Articles
August 06, 2020

Focus on nutrition helps define core values, builds consumer trust

Restaurateurs are donating meals to at-risk populations and their own employees. Providing nutrition is becoming a part of a brand’s social responsibility ethos.

Over the last few years, many restaurants began incorporating health and nutrition initiatives into their long-term social responsibility platforms. Among the initiatives: ethical and sustainable food and supply sourcing, environmental sustainability and waste reduction, and charitable contributions.

Health and nutrition rounds out the social responsibility platforms of restaurant giants such as McDonald’s, Subway, and Yum!. It helps further define a restaurant’s core values, builds consumer trust and brand reputation, fosters loyalty, and creates a path forward to business longevity and profitability.

In the wake of COVID-19, the restaurant industry’s charity is in the spotlight. To support their communities, many operators donate to food banks, feed first responders, create family meal deals, feed children whose schools are closed, and ensure their employees have food.

The pandemic expanded the social responsibility role of health and nutrition in the restaurant industry and showcased restaurants’ new role: essential sustenance providers.

“There are so many positive attributes surrounding nutrition that companies can get excited about and that spark innovation,” says Julie Meyer, RDN, founding partner at Eat Well Global. But the strategy must be authentic.

“The long-term success of incorporating nutrition into a restaurant’s social responsibility platform demands authenticity, transparency and commitment,” agrees Joe DePippo and Kathy Takemura, partners at food consultancy Tournant, Inc.

Restaurants, they say, might ask themselves:

  • Who is our consumer?
  • Where does health and nutrition fall within our values?
  • What steps can or should we take to support the health of our consumers?

Here are a few ways restaurants can build upon their social responsibility platforms by incorporating health and nutrition:

  • Increase food accessibility: COVID-19 caused food insecurity to soar and it won’t go away with a vaccine.

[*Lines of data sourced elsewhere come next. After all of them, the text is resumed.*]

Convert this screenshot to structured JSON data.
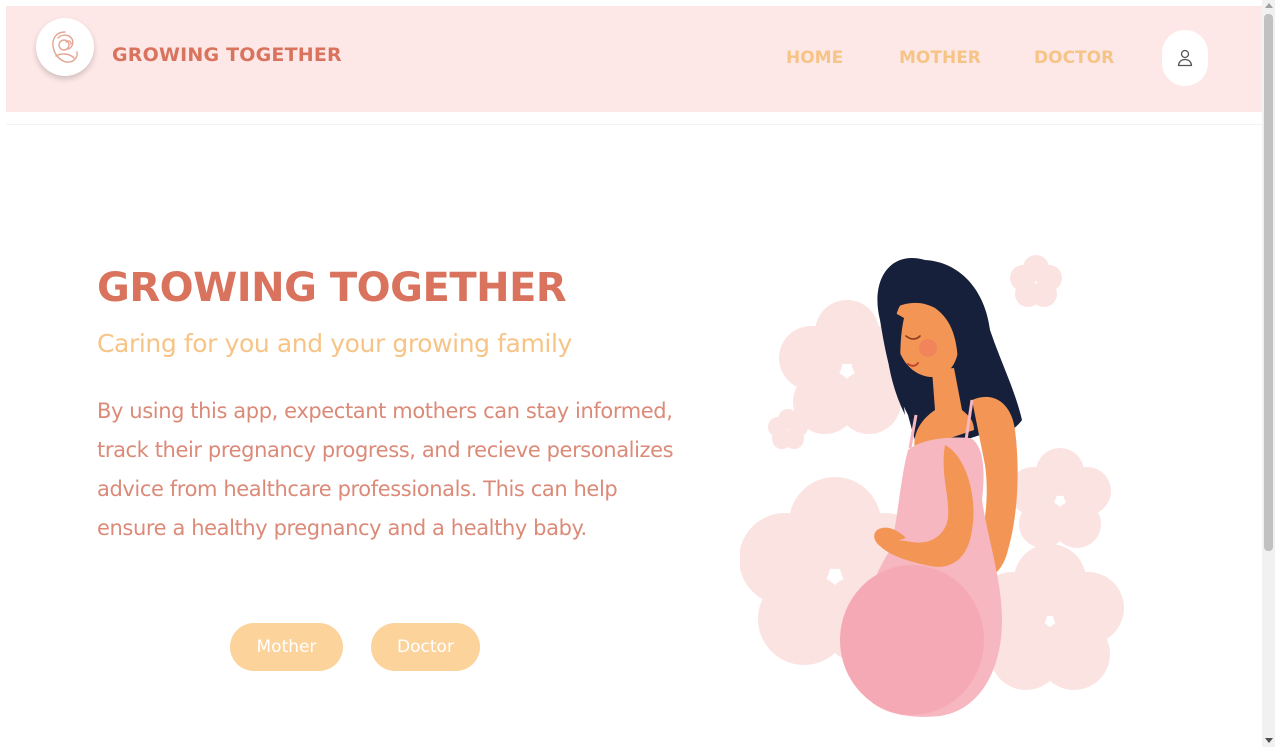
{
  "header": {
    "brand": "GROWING TOGETHER",
    "nav": {
      "home": "HOME",
      "mother": "MOTHER",
      "doctor": "DOCTOR"
    },
    "user_icon": "user-icon",
    "logo_icon": "mother-baby-logo-icon"
  },
  "hero": {
    "title": "GROWING TOGETHER",
    "subtitle": "Caring for you and your growing family",
    "description": "By using this app, expectant mothers can stay informed, track their pregnancy progress, and recieve personalizes advice from healthcare professionals. This can help ensure a healthy pregnancy and a healthy baby.",
    "buttons": {
      "mother": "Mother",
      "doctor": "Doctor"
    },
    "illustration": "pregnant-woman-illustration"
  },
  "colors": {
    "navbar_bg": "#fde8e7",
    "primary": "#d9735e",
    "accent": "#f7c487",
    "button_bg": "#fbd39b",
    "body_text": "#dc8a78"
  }
}
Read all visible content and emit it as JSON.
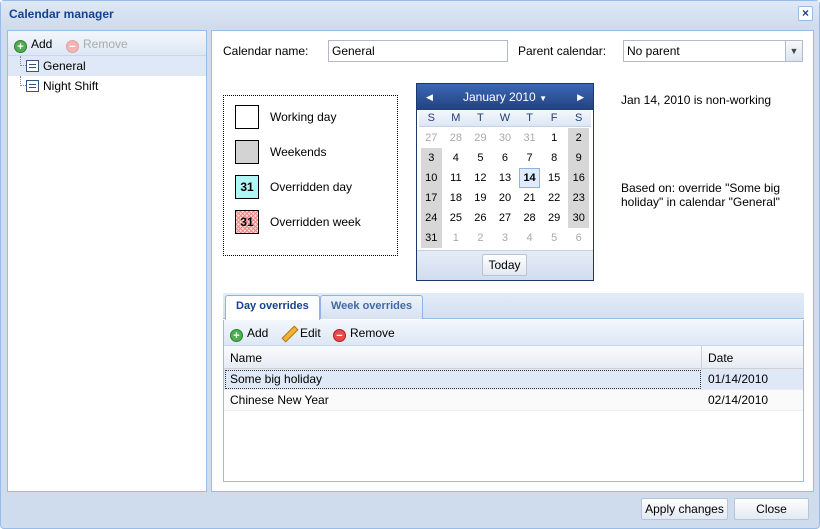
{
  "window": {
    "title": "Calendar manager"
  },
  "left_toolbar": {
    "add_label": "Add",
    "remove_label": "Remove"
  },
  "tree": {
    "items": [
      {
        "label": "General",
        "selected": true
      },
      {
        "label": "Night Shift",
        "selected": false
      }
    ]
  },
  "form": {
    "calendar_name_label": "Calendar name:",
    "calendar_name_value": "General",
    "parent_label": "Parent calendar:",
    "parent_value": "No parent"
  },
  "legend": {
    "working_day": "Working day",
    "weekends": "Weekends",
    "overridden_day": "Overridden day",
    "overridden_week": "Overridden week",
    "sample_day": "31"
  },
  "datepicker": {
    "month_label": "January 2010",
    "dow": [
      "S",
      "M",
      "T",
      "W",
      "T",
      "F",
      "S"
    ],
    "weeks": [
      [
        "27",
        "28",
        "29",
        "30",
        "31",
        "1",
        "2"
      ],
      [
        "3",
        "4",
        "5",
        "6",
        "7",
        "8",
        "9"
      ],
      [
        "10",
        "11",
        "12",
        "13",
        "14",
        "15",
        "16"
      ],
      [
        "17",
        "18",
        "19",
        "20",
        "21",
        "22",
        "23"
      ],
      [
        "24",
        "25",
        "26",
        "27",
        "28",
        "29",
        "30"
      ],
      [
        "31",
        "1",
        "2",
        "3",
        "4",
        "5",
        "6"
      ]
    ],
    "today_label": "Today"
  },
  "info": {
    "status": "Jan 14, 2010 is non-working",
    "based_on_line1": "Based on: override \"Some big",
    "based_on_line2": "holiday\" in calendar \"General\""
  },
  "tabs": {
    "day_overrides": "Day overrides",
    "week_overrides": "Week overrides"
  },
  "overrides_toolbar": {
    "add_label": "Add",
    "edit_label": "Edit",
    "remove_label": "Remove"
  },
  "overrides_grid": {
    "columns": {
      "name": "Name",
      "date": "Date"
    },
    "rows": [
      {
        "name": "Some big holiday",
        "date": "01/14/2010"
      },
      {
        "name": "Chinese New Year",
        "date": "02/14/2010"
      }
    ]
  },
  "footer": {
    "apply_label": "Apply changes",
    "close_label": "Close"
  },
  "colors": {
    "accent": "#15428b",
    "border": "#99bbe8",
    "weekend": "#d7d7d7",
    "overridden_day": "#b2f5f5"
  }
}
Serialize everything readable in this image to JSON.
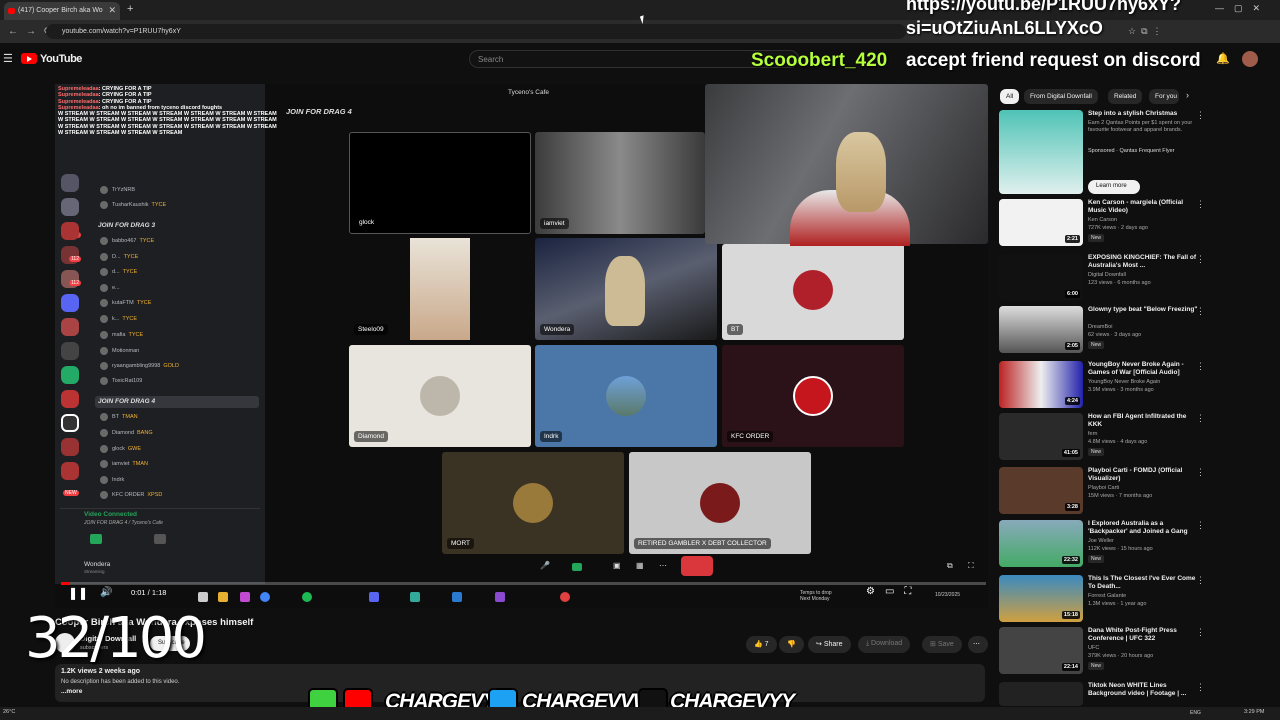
{
  "browser": {
    "tab_title": "(417) Cooper Birch aka Wo",
    "url": "youtube.com/watch?v=P1RUU7hy6xY"
  },
  "youtube": {
    "logo_text": "YouTube",
    "search_placeholder": "Search"
  },
  "stream_overlay": {
    "line1": "https://youtu.be/P1RUU7hy6xY?",
    "line2": "si=uOtZiuAnL6LLYXcO",
    "username": "Scooobert_420",
    "message": "accept friend request on discord"
  },
  "counter_overlay": "32/100",
  "discord": {
    "chat_lines": [
      {
        "user": "Supremeleadaa",
        "text": ": CRYING FOR A TIP"
      },
      {
        "user": "Supremeleadaa",
        "text": ": CRYING FOR A TIP"
      },
      {
        "user": "Supremeleadaa",
        "text": ": CRYING FOR A TIP"
      },
      {
        "user": "Supremeleadaa",
        "text": ": oh no im banned from tyceno discord foughts"
      },
      {
        "user": "",
        "text": "W STREAM W STREAM W STREAM W STREAM W STREAM W STREAM W STREAM W STREAM W STREAM W STREAM W STREAM W STREAM W STREAM W STREAM W STREAM W STREAM W STREAM W STREAM W STREAM W STREAM W STREAM W STREAM W STREAM W STREAM W STREAM"
      }
    ],
    "channel_join3": "JOIN FOR DRAG 3",
    "channel_join4": "JOIN FOR DRAG 4",
    "members_top": [
      {
        "name": "TrYzNRB",
        "tag": ""
      },
      {
        "name": "TusharKaushik",
        "tag": "TYCE"
      }
    ],
    "members_drag3": [
      {
        "name": "babbo467",
        "tag": "TYCE"
      },
      {
        "name": "D...",
        "tag": "TYCE"
      },
      {
        "name": "d...",
        "tag": "TYCE"
      },
      {
        "name": "e...",
        "tag": ""
      },
      {
        "name": "kutaFTM",
        "tag": "TYCE"
      },
      {
        "name": "k...",
        "tag": "TYCE"
      },
      {
        "name": "mafia",
        "tag": "TYCE"
      },
      {
        "name": "Motionman",
        "tag": ""
      },
      {
        "name": "ryaangambling9998",
        "tag": "GOLD"
      },
      {
        "name": "ToxicRat109",
        "tag": "TYCE"
      }
    ],
    "members_drag4": [
      {
        "name": "BT",
        "tag": "TMAN"
      },
      {
        "name": "Diamond",
        "tag": "BANG"
      },
      {
        "name": "glock",
        "tag": "GWE"
      },
      {
        "name": "iamviet",
        "tag": "TMAN"
      },
      {
        "name": "Indrk",
        "tag": ""
      },
      {
        "name": "KFC ORDER",
        "tag": "XPSD"
      }
    ],
    "server_badges": [
      "171",
      "112",
      "112"
    ],
    "new_badge": "NEW",
    "voice_connected": "Video Connected",
    "voice_sub": "JOIN FOR DRAG 4 / Tyceno's Cafe",
    "current_user": "Wondera",
    "current_user_status": "Streaming"
  },
  "call": {
    "server_name": "Tyceno's Cafe",
    "channel_title": "JOIN FOR DRAG 4",
    "tiles": [
      "glock",
      "iamviet",
      "Steelo09",
      "Wondera",
      "BT",
      "Diamond",
      "Indrk",
      "KFC ORDER",
      "MORT",
      "RETIRED GAMBLER X DEBT COLLECTOR"
    ]
  },
  "player": {
    "time": "0:01 / 1:18",
    "progress_fraction": 0.01,
    "temp_line1": "Temps to drop",
    "temp_line2": "Next Monday",
    "inner_clock": "10/23/2025"
  },
  "video": {
    "title": "Cooper Birch aka Wondera exposes himself",
    "channel": "Digital Downfall",
    "subs": "subscribers",
    "subscribe_label": "Subscribe",
    "likes": "7",
    "share_label": "Share",
    "download_label": "Download",
    "save_label": "Save",
    "views": "1.2K views  2 weeks ago",
    "no_description": "No description has been added to this video.",
    "more_label": "...more"
  },
  "social": {
    "handle1": "CHARGEVYY",
    "handle2": "CHARGEVVW",
    "handle3": "CHARGEVYY"
  },
  "chips": [
    "All",
    "From Digital Downfall",
    "Related",
    "For you"
  ],
  "recommendations": [
    {
      "title": "Step into a stylish Christmas",
      "meta1": "Earn 2 Qantas Points per $1 spent on your favourite footwear and apparel brands.",
      "meta2": "Sponsored · Qantas Frequent Flyer",
      "duration": "",
      "is_ad": true,
      "cta": "Learn more"
    },
    {
      "title": "Ken Carson - margiela (Official Music Video)",
      "meta1": "Ken Carson",
      "meta2": "727K views · 2 days ago",
      "duration": "2:21",
      "new": "New"
    },
    {
      "title": "EXPOSING KINGCHIEF: The Fall of Australia's Most ...",
      "meta1": "Digital Downfall",
      "meta2": "123 views · 6 months ago",
      "duration": "6:00",
      "new": ""
    },
    {
      "title": "Glowny type beat \"Below Freezing\"",
      "meta1": "DreamBoi",
      "meta2": "62 views · 3 days ago",
      "duration": "2:05",
      "new": "New"
    },
    {
      "title": "YoungBoy Never Broke Again - Games of War [Official Audio]",
      "meta1": "YoungBoy Never Broke Again",
      "meta2": "3.9M views · 3 months ago",
      "duration": "4:24",
      "new": ""
    },
    {
      "title": "How an FBI Agent Infiltrated the KKK",
      "meta1": "fern",
      "meta2": "4.8M views · 4 days ago",
      "duration": "41:05",
      "new": "New"
    },
    {
      "title": "Playboi Carti - FOMDJ (Official Visualizer)",
      "meta1": "Playboi Carti",
      "meta2": "15M views · 7 months ago",
      "duration": "3:28",
      "new": ""
    },
    {
      "title": "I Explored Australia as a 'Backpacker' and Joined a Gang",
      "meta1": "Joe Weller",
      "meta2": "112K views · 15 hours ago",
      "duration": "22:32",
      "new": "New"
    },
    {
      "title": "This Is The Closest I've Ever Come To Death...",
      "meta1": "Forrest Galante",
      "meta2": "1.3M views · 1 year ago",
      "duration": "15:18",
      "new": ""
    },
    {
      "title": "Dana White Post-Fight Press Conference | UFC 322",
      "meta1": "UFC",
      "meta2": "379K views · 20 hours ago",
      "duration": "22:14",
      "new": "New"
    },
    {
      "title": "Tiktok Neon WHITE Lines Background video | Footage | ...",
      "meta1": "",
      "meta2": "",
      "duration": "",
      "new": ""
    }
  ],
  "taskbar": {
    "weather": "26°C",
    "lang": "ENG",
    "time": "3:29 PM"
  },
  "colors": {
    "youtube_red": "#ff0000",
    "overlay_green": "#b4ff3a",
    "discord_bg": "#1e1f22",
    "hangup_red": "#da373c"
  }
}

Restaurants can increase food accessibility by making ongoing charitable commitments, ensuring that their employees always have access to healthy food, and by providing healthful meals or excess food to community members in need.
  • Innovate with fruits and vegetables: Recent research shows that the health benefits of eating slightly more fruits and vegetables can be seen in as little as two to eight weeks. Innovating menus with more fruits and vegetables is easy because they’re packed with flavor, adapt to myriad preparations — fresh and cooked — are low cost, and are on-trend.
  • Choose clean ingredients: Since the introduction of Panera Bread’s “No No List” in 2015, restaurants have been removing and replacing ingredients to improve the health benefits of their food. By examining ingredient lists on food supplies, restaurants can identify the ingredients they and their customers can do without.
  • Initiate stealth health: Restaurants can eliminate excess in their menu items and create a more healthful food supply by examining their nutrition analysis. Small moves can result in big gains; Taco Bell reduced its largest cup size from 40 oz. to 30 oz.
     
  • Increase transparency in reporting nutrition, allergens, and ingredients: This health information is necessary for customers to decide what they can and can’t eat, and which restaurants fit their nutrition profiles. Does your restaurant have a nutrition guide to its menu and is it easy to find on your website? It should be updated as your menu changes, too.